During the Q&A portion of the BI Summit, Eve and Rogers fielded a provocative question from one attendee, who asked if the use of technologies such as data virtualization doesn't simply amount to putting Band-Aids over "bad architecture."
Eve, to his credit, offered a candid response. "Every customer has bad architecture, [so] every time we implement, [data virtualization] becomes a Band-Aid," he said, adding: "It's really more that concept of the abstraction layer, or unified information access, that I think is a Band-Aid that everyone can use."
Industry luminary Claudia Imhoff, president of consultancy Intelligent Solutions Inc., sought to clarify Eve's point. "I'm not sure it's a Band-Aid over bad architecture," she said, "it's rather that we're trying to do things with that architecture that that architecture was never intended to do. I don't look at it as the architecture has failed, I think it's that the architecture has gone as far as it can go."
Future Perfect?
It might be forward thinking, but Rogers' concept of the hybrid data ecosystem isn't an outlier. Composite's Eve pointed to the work of Gartner analyst Mark Beyer, who champions a "logical data warehouse," that shares important similarities with Rogers' idea.

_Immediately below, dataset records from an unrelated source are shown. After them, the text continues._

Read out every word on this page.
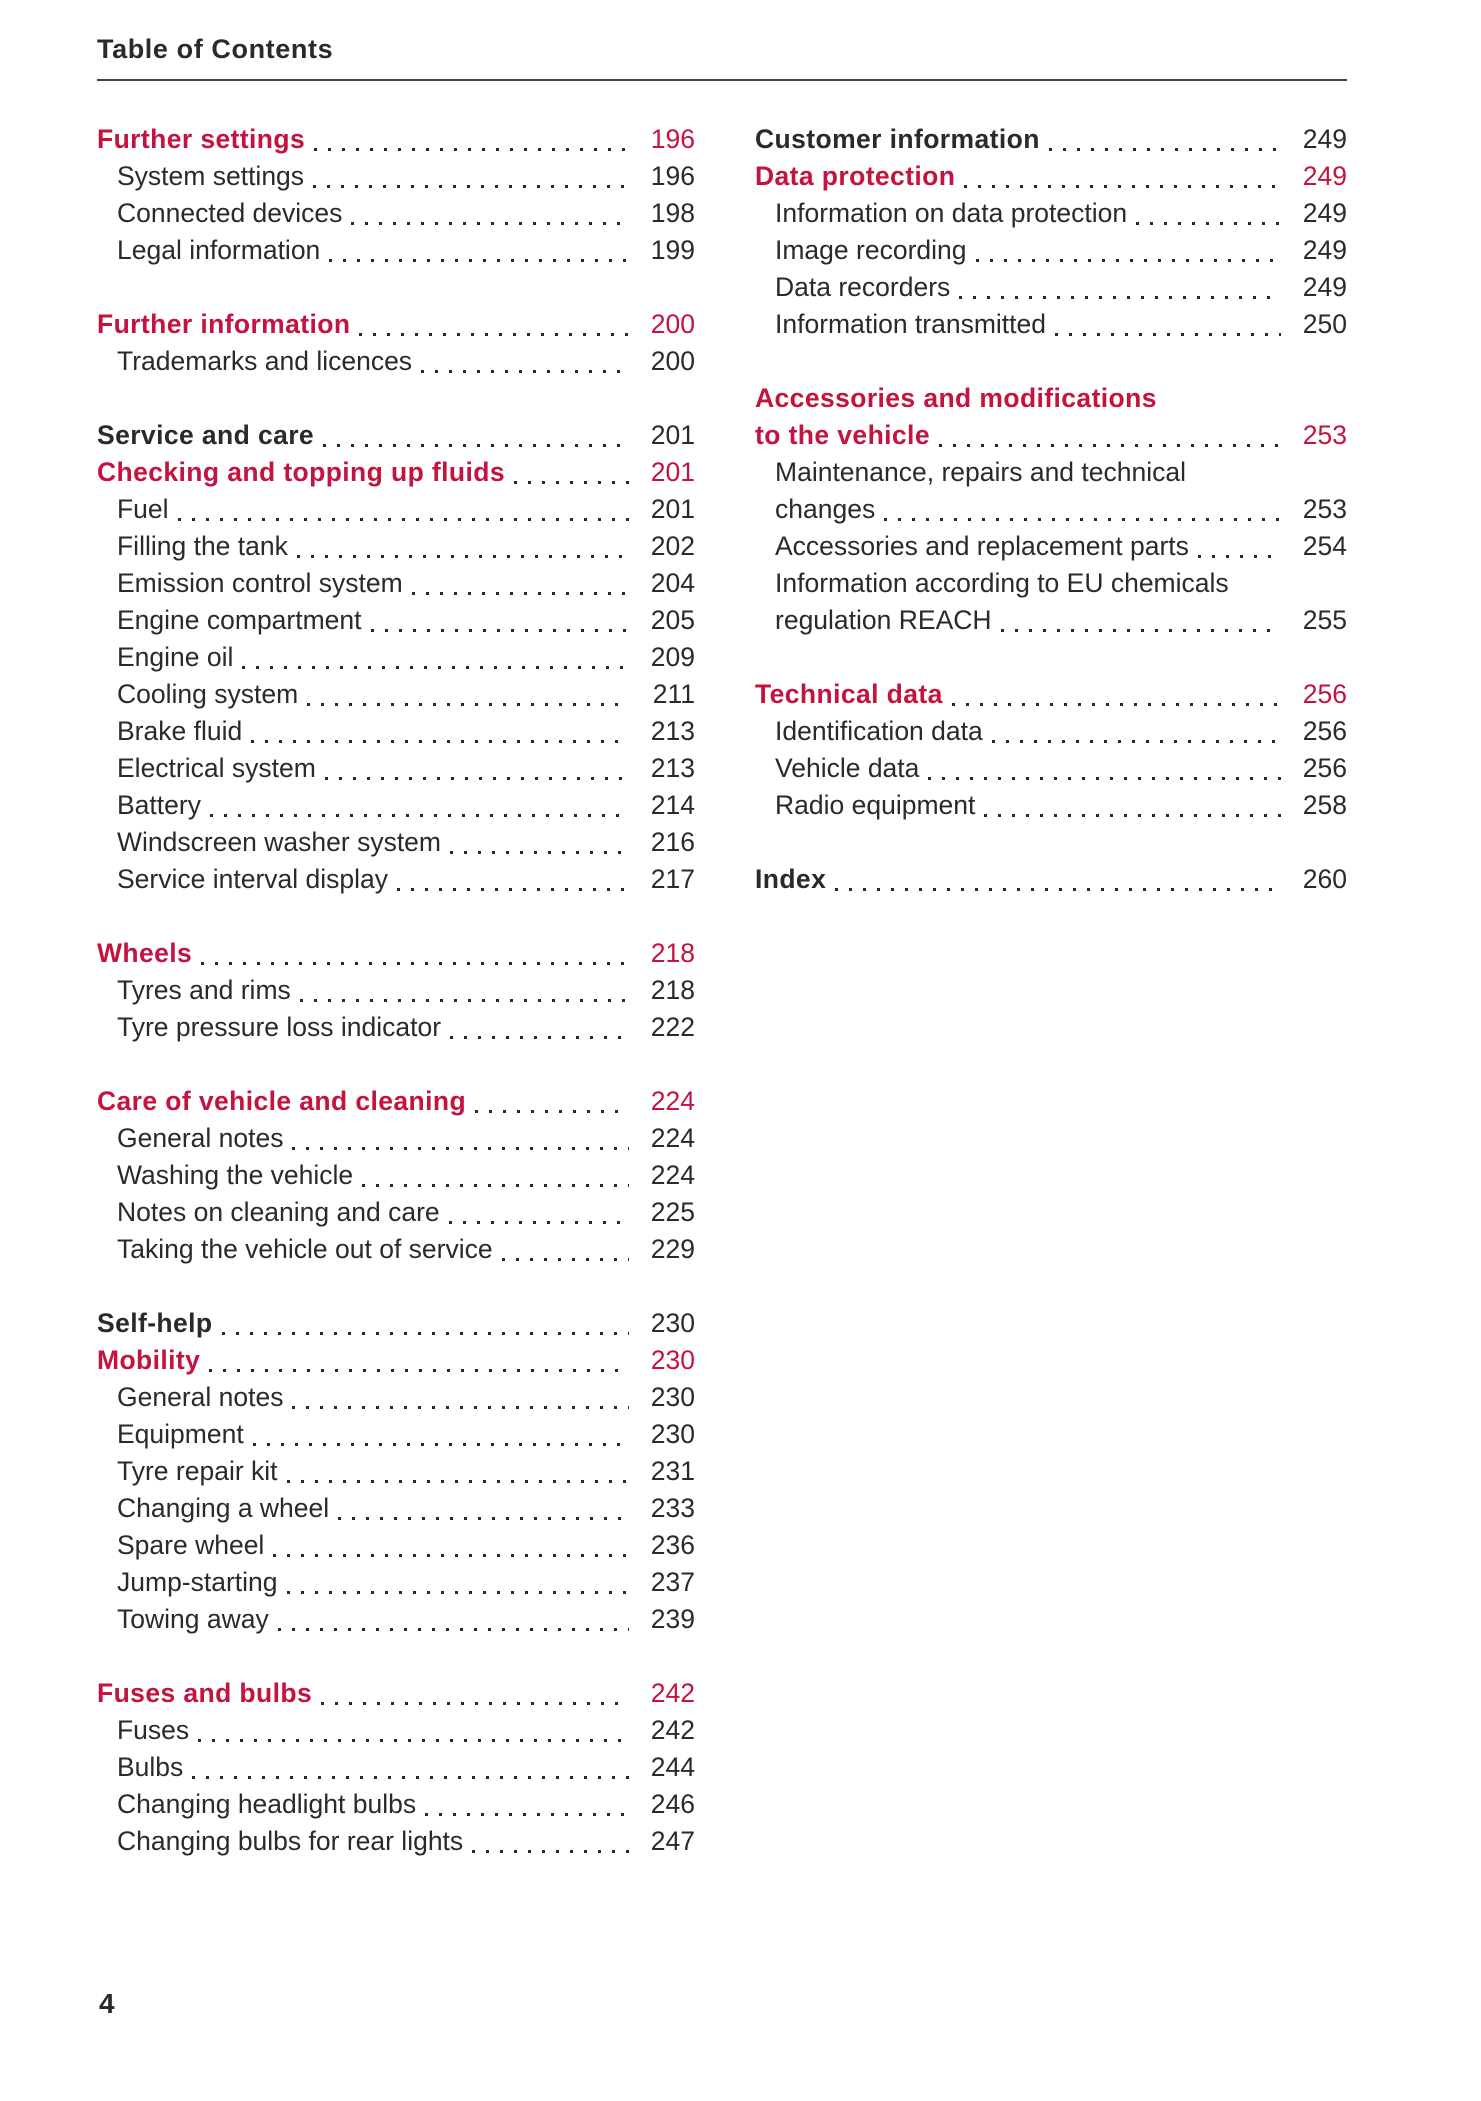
Table of Contents
Further settings	196
System settings	196
Connected devices	198
Legal information	199
Further information	200
Trademarks and licences	200
Service and care	201
Checking and topping up fluids	201
Fuel	201
Filling the tank	202
Emission control system	204
Engine compartment	205
Engine oil	209
Cooling system	211
Brake fluid	213
Electrical system	213
Battery	214
Windscreen washer system	216
Service interval display	217
Wheels	218
Tyres and rims	218
Tyre pressure loss indicator	222
Care of vehicle and cleaning	224
General notes	224
Washing the vehicle	224
Notes on cleaning and care	225
Taking the vehicle out of service	229
Self-help	230
Mobility	230
General notes	230
Equipment	230
Tyre repair kit	231
Changing a wheel	233
Spare wheel	236
Jump-starting	237
Towing away	239
Fuses and bulbs	242
Fuses	242
Bulbs	244
Changing headlight bulbs	246
Changing bulbs for rear lights	247
Customer information	249
Data protection	249
Information on data protection	249
Image recording	249
Data recorders	249
Information transmitted	250
Accessories and modifications
to the vehicle	253
Maintenance, repairs and technical
changes	253
Accessories and replacement parts	254
Information according to EU chemicals
regulation REACH	255
Technical data	256
Identification data	256
Vehicle data	256
Radio equipment	258
Index	260
4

"[T]hink of [it as] that abstraction layer, [that] semantic layer over the top of everything that's consistent and shared," he said. "Below that, [it's] fit for profile, optimized [for workload]," he concluded. "You're going to have consolidated data, distributed data, [a] Hadoop distributed store ... [you're going to need] some kind of planning and control layer on top of that ... and a semantic layer over the top of that."
Industry veteran Mark Madsen, a principal with consultancy Third Nature Inc., says he favors the idea of "a platform that separates the front-end from the back-end," a scheme that -- in a sense -- is in harmony with the visions of both Rogers and Beyer.
"I think we need a label for the data environment as it shifts from being a system on the side to a core piece of infrastructure. In the non-BI world, we like to talk about a 'data platform.' The data warehouse presumes that you have sources, load data, and have a SQL-based interface on top. It's a layer cake of products," he explained, in a discussion following the BI Summit. "A data warehouse is a system-oriented view that tried to encompass everything in one unified model, not a platform-oriented view."
A platform- or layer-oriented concept, like that of the hybrid data ecosystem, recasts this view, says Madsen. "The idea of a data platform is that it provides a single veneer for multiple services to meet different needs, batch to real time and SQL to SOA," he concludes. "It separates what you want to do as an application from what the infrastructure needs to do to provision data."